Confirmation didn't make the impression on me that I had hoped for - it seems to have been one of those rituals of life that comes here too early, there too late, as Forster puts it - but I will never forget the awe of God's presence that overcame me the first time I went to Benediction, nor the solemnity of my first Holy Week (Presbyterians don't really do Holy Week, at least not in my experience).
A building does not make a church, but those four walls are especially dear to me for having housed so much revelation and love. I'm heartsore at leaving my congregation and all the friends I have therein. And the choir! Will I ever again have the chance to sing Palestrina and Arcadelt and Tallis and Clemens non Papa and de Victoria again? (I do suspect myself of making a false idol of the music sometimes, hopefully not being in choir will help me get past it although I doubt I would ever be able to make my peace with a guitar led mass).
More than anything else that has happened so far this summer, leaving my church is the one thing that has made me feel, rather than know, that this part of my life is over, whether I want it to be or not. I'm scared, both of what might happen and what I might miss. When I was still studying ballet very seriously, it was a comfort to me that wherever I went, ballet class would always follow the same structure and that no matter what country I was in, I would be able to follow what was going on. Now, the structure of the mass gives me the same comfort. Even when I have been to mass in a country whose language I do not speak, I have been able to follow (excepting the sermon, of course) and say the prayers and creed and sanctus and so on quietly in English or in Latin. That will always be there, both in a church and in my heart, and ever my strength and shield.
Okay.
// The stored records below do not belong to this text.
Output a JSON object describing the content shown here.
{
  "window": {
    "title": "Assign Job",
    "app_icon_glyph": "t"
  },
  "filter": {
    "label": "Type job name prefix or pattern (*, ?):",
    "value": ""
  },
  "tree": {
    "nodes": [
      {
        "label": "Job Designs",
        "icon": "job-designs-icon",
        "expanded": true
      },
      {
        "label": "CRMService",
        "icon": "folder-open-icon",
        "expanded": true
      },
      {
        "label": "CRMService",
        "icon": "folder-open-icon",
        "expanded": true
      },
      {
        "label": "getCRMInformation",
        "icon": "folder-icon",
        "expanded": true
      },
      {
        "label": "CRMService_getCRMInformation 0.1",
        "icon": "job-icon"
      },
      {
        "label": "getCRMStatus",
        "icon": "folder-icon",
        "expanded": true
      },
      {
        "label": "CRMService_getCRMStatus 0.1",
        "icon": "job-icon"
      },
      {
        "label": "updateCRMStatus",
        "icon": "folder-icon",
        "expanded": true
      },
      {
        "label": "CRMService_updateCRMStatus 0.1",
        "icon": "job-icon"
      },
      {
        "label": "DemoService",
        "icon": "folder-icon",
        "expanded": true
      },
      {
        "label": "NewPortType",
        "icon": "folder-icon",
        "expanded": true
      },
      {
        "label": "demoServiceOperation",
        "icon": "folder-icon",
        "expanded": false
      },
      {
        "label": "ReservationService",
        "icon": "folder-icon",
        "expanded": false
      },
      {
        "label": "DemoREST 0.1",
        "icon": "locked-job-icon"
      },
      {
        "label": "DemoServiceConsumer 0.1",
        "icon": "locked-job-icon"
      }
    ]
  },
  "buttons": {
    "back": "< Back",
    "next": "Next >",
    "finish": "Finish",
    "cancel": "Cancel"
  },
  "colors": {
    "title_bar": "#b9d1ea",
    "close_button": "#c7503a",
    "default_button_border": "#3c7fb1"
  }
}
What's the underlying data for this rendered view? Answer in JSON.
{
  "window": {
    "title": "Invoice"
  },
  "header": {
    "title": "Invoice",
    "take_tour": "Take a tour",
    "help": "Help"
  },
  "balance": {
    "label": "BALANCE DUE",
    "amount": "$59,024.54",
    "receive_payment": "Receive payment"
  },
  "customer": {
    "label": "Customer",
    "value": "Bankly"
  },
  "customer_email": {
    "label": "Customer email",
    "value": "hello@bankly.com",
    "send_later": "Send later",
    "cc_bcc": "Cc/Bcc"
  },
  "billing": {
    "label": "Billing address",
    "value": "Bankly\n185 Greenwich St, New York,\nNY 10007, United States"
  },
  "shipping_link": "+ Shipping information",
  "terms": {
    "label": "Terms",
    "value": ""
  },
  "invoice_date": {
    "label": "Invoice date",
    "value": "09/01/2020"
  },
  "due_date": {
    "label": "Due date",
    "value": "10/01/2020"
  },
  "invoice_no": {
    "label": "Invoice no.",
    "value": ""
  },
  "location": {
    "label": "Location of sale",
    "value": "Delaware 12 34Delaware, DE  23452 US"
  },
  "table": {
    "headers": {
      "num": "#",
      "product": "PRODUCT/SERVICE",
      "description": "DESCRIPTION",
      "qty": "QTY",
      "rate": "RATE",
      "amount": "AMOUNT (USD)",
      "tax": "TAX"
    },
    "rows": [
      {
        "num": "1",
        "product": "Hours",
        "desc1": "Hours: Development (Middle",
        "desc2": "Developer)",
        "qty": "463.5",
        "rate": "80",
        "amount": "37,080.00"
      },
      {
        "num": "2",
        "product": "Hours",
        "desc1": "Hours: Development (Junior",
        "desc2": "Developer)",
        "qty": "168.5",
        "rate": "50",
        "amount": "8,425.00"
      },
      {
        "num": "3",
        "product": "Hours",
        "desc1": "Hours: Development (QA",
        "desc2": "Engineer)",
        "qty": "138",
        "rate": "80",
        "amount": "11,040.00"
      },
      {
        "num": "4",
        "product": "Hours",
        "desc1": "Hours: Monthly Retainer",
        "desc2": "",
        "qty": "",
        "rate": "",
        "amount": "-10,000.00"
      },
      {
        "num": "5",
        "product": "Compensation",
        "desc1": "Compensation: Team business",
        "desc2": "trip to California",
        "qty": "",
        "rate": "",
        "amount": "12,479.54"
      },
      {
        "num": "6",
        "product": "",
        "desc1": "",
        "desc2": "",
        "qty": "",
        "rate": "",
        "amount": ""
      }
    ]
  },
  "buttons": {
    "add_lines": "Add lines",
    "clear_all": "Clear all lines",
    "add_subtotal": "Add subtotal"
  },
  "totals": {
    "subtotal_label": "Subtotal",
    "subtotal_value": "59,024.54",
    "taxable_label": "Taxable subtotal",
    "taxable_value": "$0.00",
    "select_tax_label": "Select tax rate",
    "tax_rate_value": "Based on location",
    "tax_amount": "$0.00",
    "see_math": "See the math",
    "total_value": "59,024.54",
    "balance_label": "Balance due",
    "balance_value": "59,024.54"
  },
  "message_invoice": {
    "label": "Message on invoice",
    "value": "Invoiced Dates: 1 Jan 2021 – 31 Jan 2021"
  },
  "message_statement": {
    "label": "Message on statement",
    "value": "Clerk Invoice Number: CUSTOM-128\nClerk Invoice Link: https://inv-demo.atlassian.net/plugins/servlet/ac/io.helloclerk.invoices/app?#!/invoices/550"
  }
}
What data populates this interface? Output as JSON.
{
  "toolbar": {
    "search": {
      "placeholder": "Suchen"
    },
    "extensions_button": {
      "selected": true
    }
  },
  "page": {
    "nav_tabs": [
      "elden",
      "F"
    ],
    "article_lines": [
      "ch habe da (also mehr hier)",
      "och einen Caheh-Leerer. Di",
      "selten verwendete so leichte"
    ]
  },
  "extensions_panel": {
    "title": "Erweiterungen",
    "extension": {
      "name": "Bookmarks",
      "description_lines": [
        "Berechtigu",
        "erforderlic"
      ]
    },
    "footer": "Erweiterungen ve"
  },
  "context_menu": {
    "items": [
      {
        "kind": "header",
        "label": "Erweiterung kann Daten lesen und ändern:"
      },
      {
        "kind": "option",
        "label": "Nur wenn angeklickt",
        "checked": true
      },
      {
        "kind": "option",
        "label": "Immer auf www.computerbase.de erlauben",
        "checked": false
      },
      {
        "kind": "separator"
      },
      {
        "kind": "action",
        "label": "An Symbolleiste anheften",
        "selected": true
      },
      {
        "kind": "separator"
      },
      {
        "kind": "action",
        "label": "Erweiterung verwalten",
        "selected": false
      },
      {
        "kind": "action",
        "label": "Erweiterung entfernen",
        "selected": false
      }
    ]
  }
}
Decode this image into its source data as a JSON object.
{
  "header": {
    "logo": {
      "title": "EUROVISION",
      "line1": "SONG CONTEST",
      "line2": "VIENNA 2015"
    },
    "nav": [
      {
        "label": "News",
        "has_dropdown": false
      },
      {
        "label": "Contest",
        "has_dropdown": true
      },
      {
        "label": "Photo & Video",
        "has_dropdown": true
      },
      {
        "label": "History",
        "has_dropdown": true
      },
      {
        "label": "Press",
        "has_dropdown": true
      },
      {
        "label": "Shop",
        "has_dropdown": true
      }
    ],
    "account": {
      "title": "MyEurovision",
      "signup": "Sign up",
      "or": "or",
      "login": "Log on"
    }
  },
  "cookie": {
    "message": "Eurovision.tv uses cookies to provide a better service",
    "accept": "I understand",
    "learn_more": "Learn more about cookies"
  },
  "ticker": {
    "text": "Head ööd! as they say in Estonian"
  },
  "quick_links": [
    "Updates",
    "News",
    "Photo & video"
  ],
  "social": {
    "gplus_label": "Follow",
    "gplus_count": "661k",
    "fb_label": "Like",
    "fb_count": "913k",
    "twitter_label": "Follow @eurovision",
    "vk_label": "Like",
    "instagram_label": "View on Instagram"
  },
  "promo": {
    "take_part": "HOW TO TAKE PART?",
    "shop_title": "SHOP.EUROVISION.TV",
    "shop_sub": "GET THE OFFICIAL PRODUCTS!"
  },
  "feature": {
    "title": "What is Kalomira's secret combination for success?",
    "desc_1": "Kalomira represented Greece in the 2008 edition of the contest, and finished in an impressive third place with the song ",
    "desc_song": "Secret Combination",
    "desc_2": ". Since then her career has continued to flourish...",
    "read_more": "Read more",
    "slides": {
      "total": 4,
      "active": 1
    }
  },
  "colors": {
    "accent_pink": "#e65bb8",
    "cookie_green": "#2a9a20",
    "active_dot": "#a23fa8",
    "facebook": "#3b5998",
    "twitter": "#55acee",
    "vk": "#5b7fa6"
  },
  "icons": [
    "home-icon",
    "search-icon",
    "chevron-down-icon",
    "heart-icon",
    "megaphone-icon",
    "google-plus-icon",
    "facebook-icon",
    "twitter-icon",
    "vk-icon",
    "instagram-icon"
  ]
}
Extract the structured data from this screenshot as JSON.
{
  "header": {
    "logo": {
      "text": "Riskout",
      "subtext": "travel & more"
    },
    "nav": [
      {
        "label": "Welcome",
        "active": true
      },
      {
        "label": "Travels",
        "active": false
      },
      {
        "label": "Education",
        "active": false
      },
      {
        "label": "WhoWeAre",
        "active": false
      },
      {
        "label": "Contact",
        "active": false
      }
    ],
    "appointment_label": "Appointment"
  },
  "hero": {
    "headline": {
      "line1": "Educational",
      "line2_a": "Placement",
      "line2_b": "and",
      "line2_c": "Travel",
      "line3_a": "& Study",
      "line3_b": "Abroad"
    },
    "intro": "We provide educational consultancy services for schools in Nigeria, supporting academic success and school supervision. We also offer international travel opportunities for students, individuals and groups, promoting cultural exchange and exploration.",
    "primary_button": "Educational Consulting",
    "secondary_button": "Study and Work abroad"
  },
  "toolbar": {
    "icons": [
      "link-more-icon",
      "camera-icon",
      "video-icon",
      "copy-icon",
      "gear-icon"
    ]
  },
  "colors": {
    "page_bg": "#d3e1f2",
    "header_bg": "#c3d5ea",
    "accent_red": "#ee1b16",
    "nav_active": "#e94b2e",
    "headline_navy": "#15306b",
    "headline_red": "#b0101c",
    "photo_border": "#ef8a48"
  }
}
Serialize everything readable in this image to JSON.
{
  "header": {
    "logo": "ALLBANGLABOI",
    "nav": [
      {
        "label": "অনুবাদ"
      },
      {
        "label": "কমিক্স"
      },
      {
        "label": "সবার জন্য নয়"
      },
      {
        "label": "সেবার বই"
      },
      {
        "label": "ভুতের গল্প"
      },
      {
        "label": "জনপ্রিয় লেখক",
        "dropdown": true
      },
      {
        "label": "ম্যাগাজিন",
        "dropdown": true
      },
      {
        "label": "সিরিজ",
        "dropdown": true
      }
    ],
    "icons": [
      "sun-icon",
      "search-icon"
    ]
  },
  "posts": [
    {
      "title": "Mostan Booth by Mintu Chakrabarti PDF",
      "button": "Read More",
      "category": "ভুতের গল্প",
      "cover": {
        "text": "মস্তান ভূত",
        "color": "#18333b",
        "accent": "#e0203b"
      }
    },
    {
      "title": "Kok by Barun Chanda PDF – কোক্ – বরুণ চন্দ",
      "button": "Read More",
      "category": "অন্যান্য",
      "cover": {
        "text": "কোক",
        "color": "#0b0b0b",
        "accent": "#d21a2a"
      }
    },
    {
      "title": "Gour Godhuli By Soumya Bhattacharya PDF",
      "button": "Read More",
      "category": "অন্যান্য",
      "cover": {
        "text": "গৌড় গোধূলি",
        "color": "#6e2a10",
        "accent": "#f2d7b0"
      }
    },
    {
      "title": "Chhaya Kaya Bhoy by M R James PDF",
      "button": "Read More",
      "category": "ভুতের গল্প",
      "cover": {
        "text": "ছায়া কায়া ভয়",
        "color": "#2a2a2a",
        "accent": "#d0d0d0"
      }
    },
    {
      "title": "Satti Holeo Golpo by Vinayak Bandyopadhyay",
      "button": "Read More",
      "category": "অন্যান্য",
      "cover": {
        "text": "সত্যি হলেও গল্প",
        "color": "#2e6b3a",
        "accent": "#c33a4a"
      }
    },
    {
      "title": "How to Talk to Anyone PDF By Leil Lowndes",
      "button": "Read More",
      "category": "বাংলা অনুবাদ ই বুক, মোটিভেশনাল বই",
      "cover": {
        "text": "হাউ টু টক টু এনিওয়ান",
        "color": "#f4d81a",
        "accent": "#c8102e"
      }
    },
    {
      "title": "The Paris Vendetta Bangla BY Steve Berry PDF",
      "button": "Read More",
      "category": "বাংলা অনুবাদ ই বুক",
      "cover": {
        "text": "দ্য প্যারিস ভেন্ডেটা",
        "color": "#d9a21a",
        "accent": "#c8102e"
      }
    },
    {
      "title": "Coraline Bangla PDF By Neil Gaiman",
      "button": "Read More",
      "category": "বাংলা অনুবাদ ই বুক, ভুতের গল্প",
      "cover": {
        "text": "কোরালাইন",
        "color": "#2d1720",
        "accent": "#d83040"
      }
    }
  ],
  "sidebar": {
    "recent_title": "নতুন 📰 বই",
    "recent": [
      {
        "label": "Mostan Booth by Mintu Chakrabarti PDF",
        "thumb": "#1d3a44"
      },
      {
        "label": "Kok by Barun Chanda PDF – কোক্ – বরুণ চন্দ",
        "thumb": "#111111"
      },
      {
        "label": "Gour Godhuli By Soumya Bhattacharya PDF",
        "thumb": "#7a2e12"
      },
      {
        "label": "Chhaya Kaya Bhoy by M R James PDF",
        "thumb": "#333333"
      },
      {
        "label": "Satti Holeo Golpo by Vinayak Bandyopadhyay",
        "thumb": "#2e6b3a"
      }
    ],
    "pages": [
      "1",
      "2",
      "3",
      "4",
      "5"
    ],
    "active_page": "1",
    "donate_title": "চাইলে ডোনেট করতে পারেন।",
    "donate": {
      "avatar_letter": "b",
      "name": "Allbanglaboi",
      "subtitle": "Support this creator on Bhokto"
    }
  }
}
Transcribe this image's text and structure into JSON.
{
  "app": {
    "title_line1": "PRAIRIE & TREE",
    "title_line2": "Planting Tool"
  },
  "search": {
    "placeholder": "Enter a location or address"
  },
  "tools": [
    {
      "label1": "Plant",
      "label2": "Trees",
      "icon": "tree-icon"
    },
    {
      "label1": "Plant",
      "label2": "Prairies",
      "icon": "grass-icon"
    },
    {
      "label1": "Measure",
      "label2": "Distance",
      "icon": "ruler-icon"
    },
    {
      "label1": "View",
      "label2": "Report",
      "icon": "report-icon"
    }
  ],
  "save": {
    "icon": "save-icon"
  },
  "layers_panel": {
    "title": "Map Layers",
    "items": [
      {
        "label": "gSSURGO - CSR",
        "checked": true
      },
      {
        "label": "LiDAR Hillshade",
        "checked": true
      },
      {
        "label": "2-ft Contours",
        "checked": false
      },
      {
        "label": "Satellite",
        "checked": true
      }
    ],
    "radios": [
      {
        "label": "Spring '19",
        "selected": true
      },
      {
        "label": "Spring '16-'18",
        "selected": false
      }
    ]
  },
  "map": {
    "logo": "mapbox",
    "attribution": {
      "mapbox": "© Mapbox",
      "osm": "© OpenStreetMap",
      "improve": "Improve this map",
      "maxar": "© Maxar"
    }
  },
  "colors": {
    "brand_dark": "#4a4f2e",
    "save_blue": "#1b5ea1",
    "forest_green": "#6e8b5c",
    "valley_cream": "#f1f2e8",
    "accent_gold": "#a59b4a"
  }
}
My prose is getting a little out of control, so I should probably stop.
Everything here is over now.
* He was trying to switch the church from being part of the Episcopal church to being part of the Anglican Church in America - much more conservative and against the wishes of most of the congregation but not necessarily those of the vestry, two of whom were very wealthy and tried to throw their influence around that way and who scared off all of the candidates for the new rector by pretending that their viewpoint was the majority viewpoint over a two year period before the bishop intervened, dissolved the search committee, froze the vestry and more or less appointed our current rector - happily, I had no idea this was going on at the time or I wouldn't still be there - for something that almost split the congregation and did drive many people away, there was very little gossip.